Le développement économique de la Chine offre aux officiels une nouvelle possibilité de corruption : les proches ou les connaissances de certains hauts fonctionnaires profitent de l’influence politique de ces derniers pour faire fortune dans le commerce. Ainsi, les entreprises nationales et l’immobilier sont des secteurs piliers de l’économie. Les personnes enrichies offrent, à leur tour, une forte somme de « remerciement » aux officiels. Le cas de Zhou Yongkang en est un exemple.
Par ailleurs, le maigre salaire des fonctionnaires chinois contribue sûrement à leur corruption. Initiée par Mao Zedong, « au service du peuple » sert de devise pour les fonctionnaires communistes, qui ne sont pas censés toucher un gros salaire au cas où cela les « éloignerait » du peuple. Avec le développement économique, les prix ont augmenté de manière générale mais le salaire des fonctionnaires n’a pas fait de même. Résultat : ils doivent trouver d’autres moyens de subsistance – et la corruption s’avère l’un des moyens les plus « efficaces ».

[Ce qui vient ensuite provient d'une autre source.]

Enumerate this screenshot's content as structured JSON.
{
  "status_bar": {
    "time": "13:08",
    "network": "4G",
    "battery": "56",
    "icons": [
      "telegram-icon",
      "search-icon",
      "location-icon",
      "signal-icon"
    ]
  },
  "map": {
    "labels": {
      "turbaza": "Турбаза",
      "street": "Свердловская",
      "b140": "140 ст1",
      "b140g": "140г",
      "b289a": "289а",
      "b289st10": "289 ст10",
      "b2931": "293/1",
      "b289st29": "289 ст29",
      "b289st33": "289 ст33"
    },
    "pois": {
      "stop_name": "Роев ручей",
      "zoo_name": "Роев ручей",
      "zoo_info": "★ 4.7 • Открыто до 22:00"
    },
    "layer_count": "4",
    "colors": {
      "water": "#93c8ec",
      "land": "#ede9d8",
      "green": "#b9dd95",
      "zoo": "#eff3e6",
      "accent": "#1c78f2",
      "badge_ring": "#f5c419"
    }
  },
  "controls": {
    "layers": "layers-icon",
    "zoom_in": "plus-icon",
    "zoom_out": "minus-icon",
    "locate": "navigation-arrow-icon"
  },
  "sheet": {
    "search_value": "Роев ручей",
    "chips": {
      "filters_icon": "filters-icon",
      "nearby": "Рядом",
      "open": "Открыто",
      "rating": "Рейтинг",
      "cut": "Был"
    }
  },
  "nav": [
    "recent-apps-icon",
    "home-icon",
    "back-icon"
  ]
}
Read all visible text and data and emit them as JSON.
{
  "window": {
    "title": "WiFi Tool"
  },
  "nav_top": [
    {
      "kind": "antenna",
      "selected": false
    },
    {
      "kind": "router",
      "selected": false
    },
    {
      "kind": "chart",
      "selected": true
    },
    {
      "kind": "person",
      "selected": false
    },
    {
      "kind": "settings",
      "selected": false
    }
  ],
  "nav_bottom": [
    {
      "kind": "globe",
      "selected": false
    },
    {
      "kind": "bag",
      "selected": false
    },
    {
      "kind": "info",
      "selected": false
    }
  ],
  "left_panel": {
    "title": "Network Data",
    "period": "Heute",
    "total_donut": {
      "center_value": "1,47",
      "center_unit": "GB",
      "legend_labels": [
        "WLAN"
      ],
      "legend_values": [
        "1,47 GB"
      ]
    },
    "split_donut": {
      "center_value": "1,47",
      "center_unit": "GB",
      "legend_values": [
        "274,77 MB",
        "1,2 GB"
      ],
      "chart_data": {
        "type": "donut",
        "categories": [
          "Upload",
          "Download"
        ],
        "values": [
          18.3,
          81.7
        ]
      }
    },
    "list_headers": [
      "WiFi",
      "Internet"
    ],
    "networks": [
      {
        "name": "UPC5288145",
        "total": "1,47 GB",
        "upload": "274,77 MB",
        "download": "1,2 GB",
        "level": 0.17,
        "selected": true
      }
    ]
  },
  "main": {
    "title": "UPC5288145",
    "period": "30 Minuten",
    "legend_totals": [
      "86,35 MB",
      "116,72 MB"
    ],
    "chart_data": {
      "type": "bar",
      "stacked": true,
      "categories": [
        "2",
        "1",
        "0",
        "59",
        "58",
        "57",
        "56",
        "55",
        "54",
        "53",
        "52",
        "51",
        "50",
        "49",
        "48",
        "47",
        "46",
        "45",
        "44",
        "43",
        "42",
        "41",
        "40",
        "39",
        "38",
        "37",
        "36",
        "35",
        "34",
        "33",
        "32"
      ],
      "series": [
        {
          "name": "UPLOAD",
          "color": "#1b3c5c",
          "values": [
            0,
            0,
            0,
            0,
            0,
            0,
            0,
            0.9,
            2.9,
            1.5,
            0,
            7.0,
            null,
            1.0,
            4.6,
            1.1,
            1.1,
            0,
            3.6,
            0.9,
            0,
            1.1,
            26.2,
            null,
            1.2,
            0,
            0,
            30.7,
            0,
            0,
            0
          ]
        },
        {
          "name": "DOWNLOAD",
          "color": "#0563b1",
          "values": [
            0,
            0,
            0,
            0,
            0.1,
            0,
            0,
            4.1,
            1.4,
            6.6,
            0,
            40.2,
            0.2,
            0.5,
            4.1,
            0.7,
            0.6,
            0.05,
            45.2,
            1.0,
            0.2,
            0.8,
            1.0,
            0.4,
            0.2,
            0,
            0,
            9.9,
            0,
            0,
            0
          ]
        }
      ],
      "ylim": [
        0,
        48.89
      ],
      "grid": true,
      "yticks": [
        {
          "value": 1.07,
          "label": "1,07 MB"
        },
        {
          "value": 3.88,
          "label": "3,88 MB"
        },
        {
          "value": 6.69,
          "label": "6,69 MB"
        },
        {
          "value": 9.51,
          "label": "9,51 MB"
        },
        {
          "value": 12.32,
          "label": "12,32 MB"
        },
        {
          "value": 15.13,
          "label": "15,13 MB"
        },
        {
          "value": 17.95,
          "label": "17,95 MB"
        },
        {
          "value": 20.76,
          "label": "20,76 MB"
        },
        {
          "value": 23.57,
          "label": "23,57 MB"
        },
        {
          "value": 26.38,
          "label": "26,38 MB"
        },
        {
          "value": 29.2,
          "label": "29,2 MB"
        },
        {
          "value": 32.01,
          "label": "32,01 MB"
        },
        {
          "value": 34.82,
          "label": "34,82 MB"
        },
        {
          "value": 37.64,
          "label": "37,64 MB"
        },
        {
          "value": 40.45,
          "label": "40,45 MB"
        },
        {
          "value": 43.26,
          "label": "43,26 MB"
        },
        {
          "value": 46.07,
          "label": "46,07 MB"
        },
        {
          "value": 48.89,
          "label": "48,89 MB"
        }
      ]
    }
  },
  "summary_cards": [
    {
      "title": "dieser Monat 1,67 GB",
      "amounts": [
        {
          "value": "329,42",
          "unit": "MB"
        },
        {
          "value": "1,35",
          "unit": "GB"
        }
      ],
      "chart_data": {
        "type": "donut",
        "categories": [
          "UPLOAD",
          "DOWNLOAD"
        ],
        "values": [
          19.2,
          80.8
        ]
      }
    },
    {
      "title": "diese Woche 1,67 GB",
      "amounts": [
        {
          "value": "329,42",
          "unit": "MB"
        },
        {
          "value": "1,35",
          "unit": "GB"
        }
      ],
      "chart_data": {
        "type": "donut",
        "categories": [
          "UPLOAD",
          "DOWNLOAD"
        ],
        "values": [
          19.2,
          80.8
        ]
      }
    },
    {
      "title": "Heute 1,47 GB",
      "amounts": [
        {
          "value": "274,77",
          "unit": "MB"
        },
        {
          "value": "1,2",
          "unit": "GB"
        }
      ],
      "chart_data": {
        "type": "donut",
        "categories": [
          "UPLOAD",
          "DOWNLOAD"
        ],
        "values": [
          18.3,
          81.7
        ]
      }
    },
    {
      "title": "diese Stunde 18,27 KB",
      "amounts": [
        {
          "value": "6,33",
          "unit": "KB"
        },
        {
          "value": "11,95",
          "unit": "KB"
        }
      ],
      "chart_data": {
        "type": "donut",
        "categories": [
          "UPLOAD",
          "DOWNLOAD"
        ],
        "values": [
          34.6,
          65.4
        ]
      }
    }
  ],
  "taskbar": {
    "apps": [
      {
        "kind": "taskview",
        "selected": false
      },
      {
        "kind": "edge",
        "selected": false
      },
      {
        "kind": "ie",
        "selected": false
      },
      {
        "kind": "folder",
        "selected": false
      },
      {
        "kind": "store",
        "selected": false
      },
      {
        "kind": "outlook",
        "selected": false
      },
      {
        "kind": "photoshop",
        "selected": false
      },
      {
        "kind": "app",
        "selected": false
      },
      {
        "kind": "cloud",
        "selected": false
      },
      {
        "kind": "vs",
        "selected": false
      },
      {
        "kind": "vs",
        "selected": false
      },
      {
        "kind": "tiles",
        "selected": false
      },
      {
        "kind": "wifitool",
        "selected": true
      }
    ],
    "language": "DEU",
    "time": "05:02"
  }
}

Établir un mécanisme anticorruption : un rêve lointain
Cette nouvelle purge anticorruption, malgré sa sévérité inédite, suit toujours l’ancienne forme d’organisation : la Commission de la discipline du Parti exécute l’ordre du pouvoir central et envoie des équipes d’inspections dans chaque province pour effectuer des enquêtes au cas par cas. Les haut-fonctionnaires mis en cause sont ensuite convoqués devant un tribunal. Certains haut-fonctionnaires choisissent de comparaître sans avocat car, selon eux, la Commission de la discipline du parti a déjà pris sa décision et la procédure judiciaire n’est qu’une simple formalité. « En tant que membre du Parti communiste, comment oserais-je recourir à un avocat pour défier le Parti ? Je suis à la merci du Parti, » a ainsi avoué Liu Fangren, ex-Secrétaire du Parti pour la province du Guizhou, pris dans la corruption.
Depuis le début de l’année, près de 70 fonctionnaires se sont suicidés, selon les chiffres officiels. « C’est peut-être la meilleure façon de protéger leurs proches et leurs collaborateurs politiques, » signale la presse de Hongkong. Selon la pratique habituelle, une fois que la personne en question est morte, toute inspection en cours devrait être suspendue, ce qui permet de cacher toute éventuelle corruption pour toujours.
« Il faut garantir l’indépendance du système de contrôle, » remarque Li Yongzhong, expert en anticorruption. Le but de cette grande campagne anticorruption, selon le Président Xi Jinping, est « d’établir un mécanisme de discipline, de prévention et de garantie afin d’assurer que les responsables n’osent ou ne puissent s’engager dans des activités de corruption. »
Néanmoins, la réalisation de ces projets ambitieux est beaucoup plus difficile que de les annoncer. Pour établir un mécanisme préventif de corruption, certains sociologues chinois ont proposé de commencer par la déclaration du patrimoine des fonctionnaires, comme le font de nombreux pays occidentaux. « C’est une bonne idée, mais sa mise en application serait extrêmement difficile dans notre pays, » explique Li Yongzhong, car « à part les questions techniques, un grand nombre de fonctionnaires vont s’y opposer. »
Par ailleurs, l’opinion publique chinoise conteste la persistance et la motivation de la campagne d’anticorruption, puisqu’on a surtout vu des adversaires politiques de Xi Jinping tomber sous le coup de la campagne. Ce point de vue est partagé par de nombreux médias occidentaux.